Research Briefs: Kidney Disease
New Insights into What Fuels an Aggressive Form of Kidney Disease
ADAPTED FROM AN NCI-CCR NEWS ARTICLE
Scientists in the National Cancer Institute’s Center for Cancer Research have uncovered an important mechanism that fuels an aggressive form of kidney disease. The results, published recently in Science Signaling, show how deficiency of an important enzyme severely impairs cells’ ability to repair and maintain healthy mitochondrial DNA. The resulting mitochondrial DNA mutations causes the cells to become more aggressive. [Sci Signal 14 (issue 664):eabc4436, 2021;DOI:10.1126/scisignal.abc4436]
Hereditary leiomyomatosis and renal cell carcinoma (HLRCC) is considered one of the most aggressive forms of kidney cancer. A key characteristic of this cancer is the lack of an enzyme called fumarate hydratase (FH).
W. Marston Linehan, chief of NCI’s Urologic Oncology Branch, has studied HLRCC in the past and found that a FH deficiency is associated with a shift in how HLRCC cells process energy. Whereas healthy cells typically use mitochondria to convert oxygen into energy, cancerous HLRCC cells tend to rely on a different mechanism—called aerobic glycolysis—for energy production that doesn’t require oxygen.
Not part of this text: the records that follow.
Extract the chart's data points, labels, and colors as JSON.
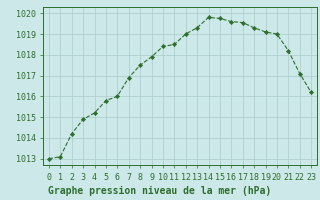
{
  "x": [
    0,
    1,
    2,
    3,
    4,
    5,
    6,
    7,
    8,
    9,
    10,
    11,
    12,
    13,
    14,
    15,
    16,
    17,
    18,
    19,
    20,
    21,
    22,
    23
  ],
  "y": [
    1013.0,
    1013.1,
    1014.2,
    1014.9,
    1015.2,
    1015.8,
    1016.0,
    1016.9,
    1017.5,
    1017.9,
    1018.4,
    1018.5,
    1019.0,
    1019.3,
    1019.8,
    1019.75,
    1019.6,
    1019.55,
    1019.3,
    1019.1,
    1019.0,
    1018.2,
    1017.1,
    1016.2
  ],
  "line_color": "#2d6e2d",
  "marker": "D",
  "marker_size": 2.2,
  "bg_color": "#cce8e8",
  "grid_color": "#aacccc",
  "axis_color": "#2d6e2d",
  "xlabel": "Graphe pression niveau de la mer (hPa)",
  "xlabel_color": "#2d6e2d",
  "xlabel_fontsize": 7,
  "yticks": [
    1013,
    1014,
    1015,
    1016,
    1017,
    1018,
    1019,
    1020
  ],
  "xticks": [
    0,
    1,
    2,
    3,
    4,
    5,
    6,
    7,
    8,
    9,
    10,
    11,
    12,
    13,
    14,
    15,
    16,
    17,
    18,
    19,
    20,
    21,
    22,
    23
  ],
  "ylim": [
    1012.7,
    1020.3
  ],
  "xlim": [
    -0.5,
    23.5
  ],
  "tick_fontsize": 6,
  "tick_color": "#2d6e2d"
}
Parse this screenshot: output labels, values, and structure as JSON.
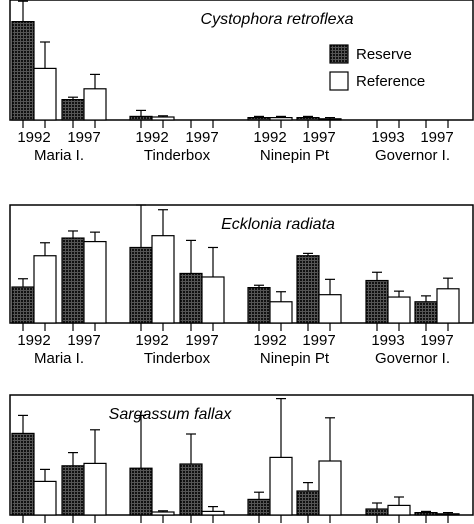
{
  "chart_data": [
    {
      "type": "bar",
      "title": "Cystophora retroflexa",
      "categories": [
        "1992",
        "1997",
        "1992",
        "1997",
        "1992",
        "1997",
        "1993",
        "1997"
      ],
      "groups": [
        "Maria I.",
        "Tinderbox",
        "Ninepin Pt",
        "Governor I."
      ],
      "series": [
        {
          "name": "Reserve",
          "color": "#2b2b2b",
          "values": [
            82,
            17,
            3,
            0,
            2,
            2,
            0,
            0
          ],
          "errors": [
            17,
            2,
            5,
            0,
            1,
            1,
            0,
            0
          ]
        },
        {
          "name": "Reference",
          "color": "#ffffff",
          "values": [
            43,
            26,
            2.5,
            0,
            2,
            1,
            0,
            0
          ],
          "errors": [
            22,
            12,
            1,
            0,
            1,
            1,
            0,
            0
          ]
        }
      ],
      "ylim": [
        0,
        100
      ],
      "legend": "upper right"
    },
    {
      "type": "bar",
      "title": "Ecklonia radiata",
      "categories": [
        "1992",
        "1997",
        "1992",
        "1997",
        "1992",
        "1997",
        "1993",
        "1997"
      ],
      "groups": [
        "Maria I.",
        "Tinderbox",
        "Ninepin Pt",
        "Governor I."
      ],
      "series": [
        {
          "color": "#2b2b2b",
          "values": [
            30.5,
            72,
            64,
            42,
            30,
            57,
            36,
            18
          ],
          "errors": [
            7,
            6,
            36,
            28,
            2,
            2,
            7,
            5
          ]
        },
        {
          "color": "#ffffff",
          "values": [
            57,
            69,
            74,
            39,
            18,
            24,
            22,
            29
          ],
          "errors": [
            11,
            8,
            22,
            25,
            8.5,
            13,
            5,
            9
          ]
        }
      ],
      "ylim": [
        0,
        100
      ]
    },
    {
      "type": "bar",
      "title": "Sargassum fallax",
      "categories": [
        null,
        null,
        null,
        null,
        null,
        null,
        null,
        null
      ],
      "series": [
        {
          "color": "#2b2b2b",
          "values": [
            68,
            41,
            39,
            42.5,
            13,
            20,
            5,
            2
          ],
          "errors": [
            15,
            11,
            44,
            25,
            6,
            7,
            5,
            1
          ]
        },
        {
          "color": "#ffffff",
          "values": [
            28,
            43,
            2.5,
            3,
            48,
            45,
            8,
            1
          ],
          "errors": [
            10,
            28,
            1,
            4,
            49,
            36,
            7,
            1
          ]
        }
      ],
      "ylim": [
        0,
        100
      ]
    }
  ]
}
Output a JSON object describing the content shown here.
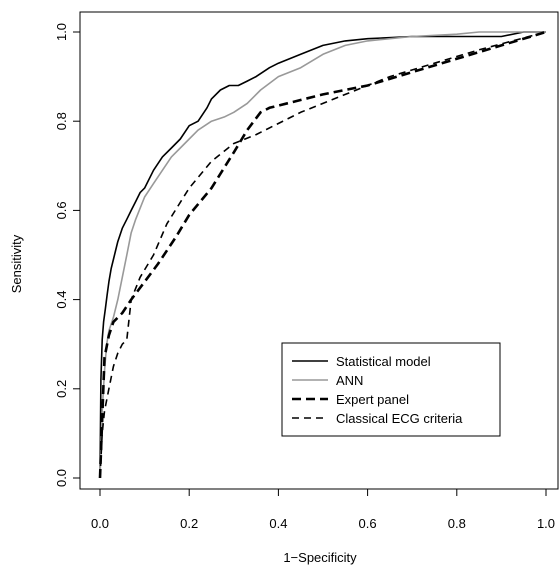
{
  "chart_data": {
    "type": "line",
    "title": "",
    "xlabel": "1−Specificity",
    "ylabel": "Sensitivity",
    "xlim": [
      0,
      1
    ],
    "ylim": [
      0,
      1
    ],
    "xticks": [
      "0.0",
      "0.2",
      "0.4",
      "0.6",
      "0.8",
      "1.0"
    ],
    "yticks": [
      "0.0",
      "0.2",
      "0.4",
      "0.6",
      "0.8",
      "1.0"
    ],
    "grid": false,
    "legend_position": "bottom-right",
    "series": [
      {
        "name": "Statistical model",
        "color": "#000000",
        "style": "solid",
        "x": [
          0,
          0.002,
          0.005,
          0.008,
          0.012,
          0.016,
          0.02,
          0.025,
          0.03,
          0.035,
          0.04,
          0.05,
          0.06,
          0.07,
          0.08,
          0.09,
          0.1,
          0.12,
          0.14,
          0.16,
          0.18,
          0.2,
          0.22,
          0.24,
          0.25,
          0.27,
          0.29,
          0.31,
          0.33,
          0.35,
          0.38,
          0.4,
          0.45,
          0.5,
          0.55,
          0.6,
          0.7,
          0.8,
          0.9,
          0.95,
          1.0
        ],
        "y": [
          0,
          0.22,
          0.31,
          0.35,
          0.38,
          0.41,
          0.44,
          0.47,
          0.49,
          0.51,
          0.53,
          0.56,
          0.58,
          0.6,
          0.62,
          0.64,
          0.65,
          0.69,
          0.72,
          0.74,
          0.76,
          0.79,
          0.8,
          0.83,
          0.85,
          0.87,
          0.88,
          0.88,
          0.89,
          0.9,
          0.92,
          0.93,
          0.95,
          0.97,
          0.98,
          0.985,
          0.99,
          0.99,
          0.99,
          1.0,
          1.0
        ]
      },
      {
        "name": "ANN",
        "color": "#999999",
        "style": "solid",
        "x": [
          0,
          0.005,
          0.01,
          0.015,
          0.02,
          0.03,
          0.04,
          0.05,
          0.06,
          0.07,
          0.08,
          0.1,
          0.12,
          0.14,
          0.16,
          0.18,
          0.2,
          0.22,
          0.25,
          0.28,
          0.3,
          0.33,
          0.36,
          0.4,
          0.45,
          0.5,
          0.55,
          0.6,
          0.7,
          0.8,
          0.85,
          0.9,
          1.0
        ],
        "y": [
          0,
          0.15,
          0.24,
          0.3,
          0.33,
          0.36,
          0.4,
          0.45,
          0.5,
          0.55,
          0.58,
          0.63,
          0.66,
          0.69,
          0.72,
          0.74,
          0.76,
          0.78,
          0.8,
          0.81,
          0.82,
          0.84,
          0.87,
          0.9,
          0.92,
          0.95,
          0.97,
          0.98,
          0.99,
          0.995,
          1.0,
          1.0,
          1.0
        ]
      },
      {
        "name": "Expert panel",
        "color": "#000000",
        "style": "thick-dash",
        "x": [
          0,
          0.01,
          0.02,
          0.03,
          0.05,
          0.07,
          0.1,
          0.13,
          0.17,
          0.2,
          0.25,
          0.3,
          0.33,
          0.36,
          0.38,
          0.5,
          0.6,
          0.7,
          0.8,
          0.9,
          1.0
        ],
        "y": [
          0,
          0.27,
          0.32,
          0.35,
          0.37,
          0.4,
          0.44,
          0.48,
          0.54,
          0.59,
          0.65,
          0.73,
          0.78,
          0.82,
          0.83,
          0.86,
          0.88,
          0.91,
          0.94,
          0.97,
          1.0
        ]
      },
      {
        "name": "Classical ECG criteria",
        "color": "#000000",
        "style": "dash",
        "x": [
          0,
          0.005,
          0.01,
          0.02,
          0.03,
          0.04,
          0.05,
          0.06,
          0.07,
          0.09,
          0.12,
          0.15,
          0.2,
          0.25,
          0.3,
          0.35,
          0.45,
          0.55,
          0.65,
          0.75,
          0.85,
          1.0
        ],
        "y": [
          0,
          0.1,
          0.15,
          0.2,
          0.25,
          0.28,
          0.3,
          0.31,
          0.4,
          0.45,
          0.5,
          0.57,
          0.65,
          0.71,
          0.75,
          0.77,
          0.82,
          0.86,
          0.9,
          0.93,
          0.96,
          1.0
        ]
      }
    ]
  }
}
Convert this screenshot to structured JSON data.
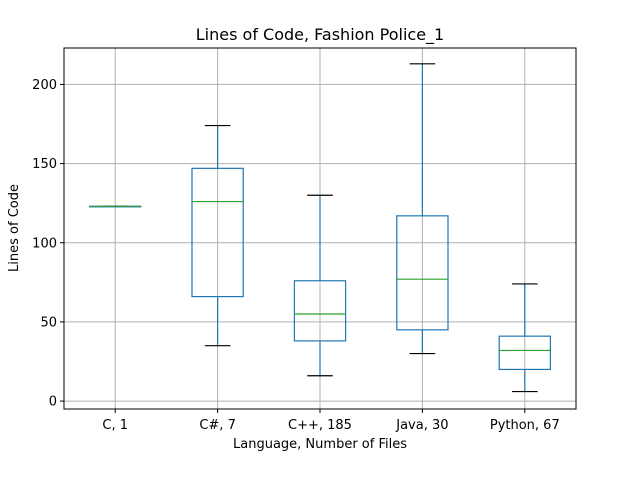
{
  "chart_data": {
    "type": "boxplot",
    "title": "Lines of Code, Fashion Police_1",
    "xlabel": "Language, Number of Files",
    "ylabel": "Lines of Code",
    "ylim": [
      -5,
      223
    ],
    "yticks": [
      0,
      50,
      100,
      150,
      200
    ],
    "grid": true,
    "categories": [
      "C, 1",
      "C#, 7",
      "C++, 185",
      "Java, 30",
      "Python, 67"
    ],
    "boxes": [
      {
        "whisker_low": 123,
        "q1": 123,
        "median": 123,
        "q3": 123,
        "whisker_high": 123
      },
      {
        "whisker_low": 35,
        "q1": 66,
        "median": 126,
        "q3": 147,
        "whisker_high": 174
      },
      {
        "whisker_low": 16,
        "q1": 38,
        "median": 55,
        "q3": 76,
        "whisker_high": 130
      },
      {
        "whisker_low": 30,
        "q1": 45,
        "median": 77,
        "q3": 117,
        "whisker_high": 213
      },
      {
        "whisker_low": 6,
        "q1": 20,
        "median": 32,
        "q3": 41,
        "whisker_high": 74
      }
    ],
    "colors": {
      "box": "#1f77b4",
      "median": "#2ca02c",
      "cap": "#000000",
      "grid": "#b0b0b0"
    }
  }
}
However, the mechanism by which FH deficiency causes cancer cells to shift to this alternative way of producing energy, which is associated with more aggressive cancer growth and spread, remains unknown.
Linehan and his colleagues, including Dan Crooks, Nunziata Maio, Jordan Meier, Mark Ball, Ramaprasad Srinivasan, and Tracey Rouault, sought to better understand the mechanism behind this shift. They collected and analyzed 25 tumor samples from patients with HLRCC and found that, without sufficient FH, which catalyzes the hydration of fumarate to malate, a harmful amount of fumarate, which is an oncometabolite, accumulates in the cells. Oncometabolites are conventional metabolites that, when accumulated abnormally, can trigger cancer.
Genetic analysis revealed that this accumulation caused damage to important mitochondrially encoded genes, including POLG, that are responsible for replicating and maintaining healthy DNA. The overall number of mitochondrial genes, including genes encoding the components of the electron-transport chain, in the cells were greatly reduced and/or mutated; resulting in impairment of oxidative phosphorylation and a shift to aerobic glycolysis. The researchers attempted to reverse this phenomenon by adding more FH to the cells but found that the damage was irreversible.
“These findings provide the foundation for the development of targeted therapies for patients with fumarate hydratase–deficient renal cancers characterized by a shift to aerobic glycolysis,” said Linehan. “We are currently working with Ram Srinivasan and others to develop therapies that target the pathways that are promoting the shift to aerobic glycolysis and disease progression in this prototypic model of glucose-dependent cancer.”